Nun, jetzt hat er: Auf 250 Seiten erzählt Hollow Skai als Dabeigewesener von den ersten Zuckungen des Punk in Deutschland, von empörten Spiegel-Titelstorys, vom Hass linker Spießer auf die Punks, von frühen Versuchen der Musikindustrie, Punk kommerziell auszubeuten (BIG BALLS, STRASSENJUNGS), der Selbstorganisation einer kleinen, auf ein paar Städte konzentrierten Szene (Düsseldorf, Berlin, Hamburg, Hannover), von der unglaublichen Kreativität, die aus Punk geboren wurde und die zu Bands wie EINSTÜRZENDE NEUBAUTEN, DER PLAN, DAF, FEHLFARBEN etc.

führte. Den Begriff „Neue Deutsche Welle“ mochte damals schon keiner, doch mit den einschlägig bekannten Bands, von denen nur wenige eine echte Punk-Vergangenheit hatten, ging der Wahnsinn dann so richtig los, und bevor die Beteiligten so richtig merkten, was da passierte, war die ganze Sache 1982/83 auch schon wieder vorbei.

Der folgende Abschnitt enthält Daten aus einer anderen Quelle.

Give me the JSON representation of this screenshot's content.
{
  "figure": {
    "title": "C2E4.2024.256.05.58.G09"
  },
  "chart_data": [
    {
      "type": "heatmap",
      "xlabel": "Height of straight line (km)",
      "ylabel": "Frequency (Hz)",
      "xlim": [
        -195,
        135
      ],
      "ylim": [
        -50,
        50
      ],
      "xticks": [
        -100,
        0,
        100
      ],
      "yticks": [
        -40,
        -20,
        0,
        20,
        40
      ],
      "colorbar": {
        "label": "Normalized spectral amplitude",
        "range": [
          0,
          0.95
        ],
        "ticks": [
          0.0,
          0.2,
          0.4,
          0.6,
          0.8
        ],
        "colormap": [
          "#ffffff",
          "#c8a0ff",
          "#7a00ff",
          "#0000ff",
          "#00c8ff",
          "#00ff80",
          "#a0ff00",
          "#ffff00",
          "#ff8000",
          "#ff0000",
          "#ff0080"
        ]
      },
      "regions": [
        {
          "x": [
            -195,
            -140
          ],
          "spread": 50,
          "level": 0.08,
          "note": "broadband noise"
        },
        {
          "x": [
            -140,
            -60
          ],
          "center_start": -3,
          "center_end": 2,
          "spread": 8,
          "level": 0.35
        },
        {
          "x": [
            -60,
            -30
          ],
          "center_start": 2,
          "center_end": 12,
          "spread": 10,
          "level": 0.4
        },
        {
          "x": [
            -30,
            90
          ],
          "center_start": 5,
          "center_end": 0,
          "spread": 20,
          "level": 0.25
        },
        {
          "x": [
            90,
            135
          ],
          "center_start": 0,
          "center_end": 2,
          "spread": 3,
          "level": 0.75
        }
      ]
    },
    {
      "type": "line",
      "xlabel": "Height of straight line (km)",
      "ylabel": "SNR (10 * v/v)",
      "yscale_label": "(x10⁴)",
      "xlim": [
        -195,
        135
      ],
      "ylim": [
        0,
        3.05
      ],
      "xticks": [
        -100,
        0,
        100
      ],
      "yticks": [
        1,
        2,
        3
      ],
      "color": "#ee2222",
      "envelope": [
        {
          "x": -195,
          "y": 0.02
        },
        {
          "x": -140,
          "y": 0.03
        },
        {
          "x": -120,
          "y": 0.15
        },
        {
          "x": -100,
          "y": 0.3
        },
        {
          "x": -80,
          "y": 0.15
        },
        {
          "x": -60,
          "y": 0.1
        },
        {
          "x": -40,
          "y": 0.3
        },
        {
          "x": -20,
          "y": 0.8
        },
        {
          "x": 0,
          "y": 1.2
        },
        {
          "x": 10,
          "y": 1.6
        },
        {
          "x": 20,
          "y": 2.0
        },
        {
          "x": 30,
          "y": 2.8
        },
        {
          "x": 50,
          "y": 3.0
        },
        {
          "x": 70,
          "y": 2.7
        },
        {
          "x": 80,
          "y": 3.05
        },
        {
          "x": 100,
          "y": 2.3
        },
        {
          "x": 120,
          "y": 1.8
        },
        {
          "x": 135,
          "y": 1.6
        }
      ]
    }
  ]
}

Ein Strohfeuer, könnte man sagen, aber Skai zeigt auf, welche Auswirkungen die Entwicklungen im Vorfeld hatten, wie die Verarschung vieler Bands durch die Majorlabels das Musikbusiness veränderte – bis heute.

Deshalb ist „Alles nur geträumt“ ein vorzügliches,nicht nüchtern-journalistisches Buch, dessen Autor auch mal polemisch wird, der aus eigener Erinnerung erzählt, unterfüttert mit Interview-Passagen der damaligen Protagonisten.

Unbedingt lesenswert!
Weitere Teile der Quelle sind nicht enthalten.